After eight years in power, IBB had said many things that were unforgettable. He had also done many wrongs that were unforgivable, (even un-resolvable). SAP, OIC, MAMSER, Dele Giwa, C130, Option A4, 419, ABN, June 12th, ING, just name it. IBB was all motion, no movement. When the pressure got the better part of Obasanjo’s staff and they began to steal his chicken and eggs he intervened. To stop Babangida, he unmasked the Halloween hangings of SAP by asking IBB to give the programme a “human face,” and with that phrase created a new term in Nigeria’s economic lexicon.

 

The Americans say what goes around comes around. Sultan Muhammadu Maccido has now borrowed the “human face” jargon and returned the favour to Obasanjo. The Sultan of Sokoto is also asking Obasanjo to get himself a face, because the one he used to criticise Babngida cannot now be recognised.

 

In a democracy talk is free that everyone can take pot-shots at government.
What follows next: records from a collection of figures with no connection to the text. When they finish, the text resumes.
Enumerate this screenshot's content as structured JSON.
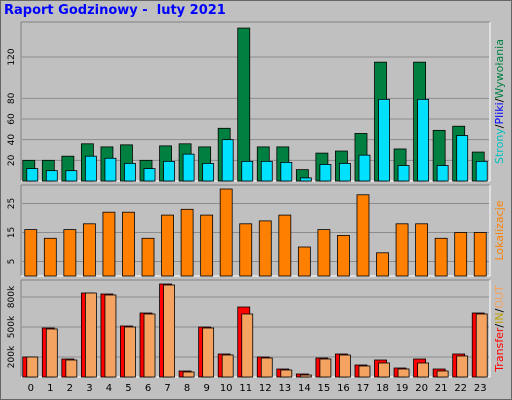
{
  "title": "Raport Godzinowy -  luty 2021",
  "colors": {
    "strony": "#008040",
    "pliki": "#0000ff",
    "wywolania": "#00c0c0",
    "wizyty": "#00e0ff",
    "lokalizacje": "#ff8000",
    "transfer": "#ff0000",
    "in": "#c0a000",
    "out": "#f4a460",
    "plot_bg": "#c0c0c0",
    "grid": "#8c8c8c"
  },
  "chart_data": [
    {
      "type": "bar",
      "panel": "top",
      "categories": [
        "0",
        "1",
        "2",
        "3",
        "4",
        "5",
        "6",
        "7",
        "8",
        "9",
        "10",
        "11",
        "12",
        "13",
        "14",
        "15",
        "16",
        "17",
        "18",
        "19",
        "20",
        "21",
        "22",
        "23"
      ],
      "y_ticks": [
        "20",
        "40",
        "60",
        "80",
        "120"
      ],
      "y_tick_values": [
        20,
        40,
        60,
        80,
        120
      ],
      "ylim": [
        0,
        150
      ],
      "series": [
        {
          "name": "Strony",
          "values": [
            20,
            20,
            24,
            36,
            33,
            35,
            20,
            34,
            36,
            33,
            51,
            148,
            33,
            33,
            11,
            27,
            29,
            46,
            115,
            31,
            115,
            49,
            53,
            28
          ]
        },
        {
          "name": "Wywolania",
          "values": [
            12,
            10,
            10,
            24,
            22,
            17,
            12,
            19,
            26,
            17,
            40,
            19,
            19,
            18,
            3,
            16,
            17,
            25,
            79,
            15,
            79,
            15,
            44,
            19
          ]
        }
      ],
      "side_label": [
        {
          "text": "Strony",
          "color": "#00c0c0"
        },
        {
          "text": "/",
          "color": "#000000"
        },
        {
          "text": "Pliki",
          "color": "#0000ff"
        },
        {
          "text": "/",
          "color": "#000000"
        },
        {
          "text": "Wywołania",
          "color": "#008040"
        }
      ]
    },
    {
      "type": "bar",
      "panel": "middle",
      "categories": [
        "0",
        "1",
        "2",
        "3",
        "4",
        "5",
        "6",
        "7",
        "8",
        "9",
        "10",
        "11",
        "12",
        "13",
        "14",
        "15",
        "16",
        "17",
        "18",
        "19",
        "20",
        "21",
        "22",
        "23"
      ],
      "y_ticks": [
        "5",
        "15",
        "25"
      ],
      "y_tick_values": [
        5,
        15,
        25
      ],
      "ylim": [
        0,
        30
      ],
      "series": [
        {
          "name": "Lokalizacje",
          "values": [
            16,
            13,
            16,
            18,
            22,
            22,
            13,
            21,
            23,
            21,
            30,
            18,
            19,
            21,
            10,
            16,
            14,
            28,
            8,
            18,
            18,
            13,
            15,
            15
          ]
        }
      ],
      "side_label": [
        {
          "text": "Lokalizacje",
          "color": "#ff8000"
        }
      ]
    },
    {
      "type": "bar",
      "panel": "bottom",
      "categories": [
        "0",
        "1",
        "2",
        "3",
        "4",
        "5",
        "6",
        "7",
        "8",
        "9",
        "10",
        "11",
        "12",
        "13",
        "14",
        "15",
        "16",
        "17",
        "18",
        "19",
        "20",
        "21",
        "22",
        "23"
      ],
      "y_ticks": [
        "200k",
        "500k",
        "800k"
      ],
      "y_tick_values": [
        200000,
        500000,
        800000
      ],
      "ylim": [
        0,
        930000
      ],
      "series": [
        {
          "name": "Transfer",
          "values": [
            200000,
            490000,
            180000,
            840000,
            830000,
            510000,
            640000,
            930000,
            60000,
            500000,
            230000,
            700000,
            200000,
            80000,
            30000,
            190000,
            230000,
            120000,
            170000,
            90000,
            180000,
            80000,
            230000,
            640000
          ]
        },
        {
          "name": "OUT",
          "values": [
            200000,
            480000,
            170000,
            840000,
            820000,
            500000,
            630000,
            920000,
            50000,
            490000,
            220000,
            630000,
            190000,
            70000,
            20000,
            180000,
            220000,
            110000,
            140000,
            80000,
            140000,
            60000,
            210000,
            630000
          ]
        }
      ],
      "side_label": [
        {
          "text": "Transfer",
          "color": "#ff0000"
        },
        {
          "text": "/",
          "color": "#000000"
        },
        {
          "text": "IN",
          "color": "#c0a000"
        },
        {
          "text": "/",
          "color": "#000000"
        },
        {
          "text": "OUT",
          "color": "#f4a460"
        }
      ]
    }
  ]
}
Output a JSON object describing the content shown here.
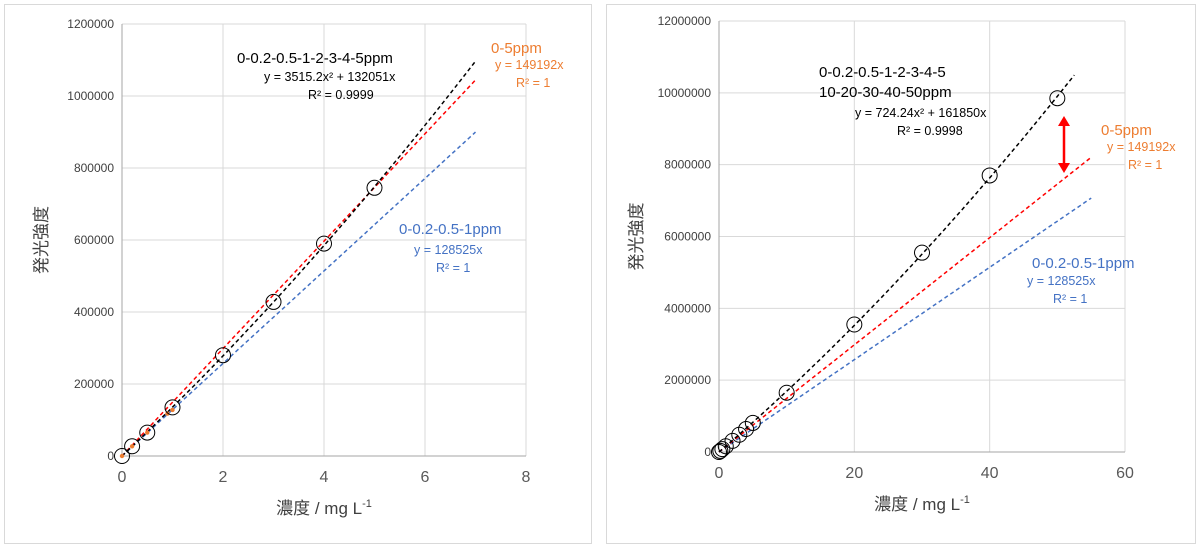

But when Maccido makes a complaint, wise people know that a face has serious damage. Enough is enough. When Babangida played his “hand of god,” he claimed that the economy had defied all solution even as he praised Nigerians for their resilience. He did not need to explain because he merely dribbled Buhari in the penalty box and did what he liked with the goal-post. But here is a 419 government that is borrowing our mouth to chew onion since 419 of 2003. Nigeria now has experts from everywhere manning its economy and the little subsidies left are still being flushed down the drain. Half of the nation’s wealth is in the pockets of thirty-six unproductive governors and their even less productive wives, thirty-six uncreative ministers and their even less creative cronies. Along with these is a horde of Senators, NASS representatives, SHA members, and councillors with the mindset of Wabara, Mantu and Zwingina.

 

As with the Babangida era, these officials are more ghost-like than any single nation can harbour. And hope to move forward. If they themselves had human faces, any fuel price increase would be an impeachable offence. But they are captives to Ghana-must-go and, in fact, care less about their electorates. Thanks to them, a typical day in Nigeria has become a nightmare of handouts to most of the citizenry. Or even worse. People now go about begging for offerings, in the form of money for fees, for books, for medical assistance, for pesticides, and for roof-repairs. People just beg for every imaginable excuse. As an assurance that we have gone full circle, internet begging, among students with access to the web is in. Stories abound of Nigerians looking for favour from even children.

 

There are more. Able-bodied Nigerians with families are out pleading for everything from fuel money to go to work to rams for naming ceremonies. Yet, these are only a tip of the iceberg. Nigerian governors are junketing the world in search of health instead of building and equipping hospitals. The home public is confronted for instance, by elderly women who say that they have money for their diabetes treatment but have no taxi fare to the hospital. It is not uncommon to come across cases that are hard to ignore like a bright-looking face whose owner has been unemployed since leaving school but now has an interview to attend but is short of transport fare to reach the appointment. These requests are daily occurrences directly linked to the rising cost of fuel.

 

But what is not? A call on any rural inhabitant will leave you gazing at the sky from inside his room once you look up. Prices of zinc have shot through the roofs. If the person is lucky to have a ceiling, the marks left behind by rain remind the visitor of a wild geography class. To begin to tell that person how hard you work to stitch your equilibrium together is a total waste of breadth. In Nigeria rise in fuel price affects everything. It is not like someone is emerging from the street corners to ask for money to take a new wife. This is a luxury only political office holders and the unproductive fraction (that we mentioned earlier) can afford, courtesy of congressional allowances, bogus bank loans, over-invoiced contracts and other phoney schemes. The rest of the population is stuck with an inhuman face that simply refuses to go away.

 

Now this: Someone e-mailed me to say that DSP Alamieyeseigha was never a policeman. The error is hereby regretted.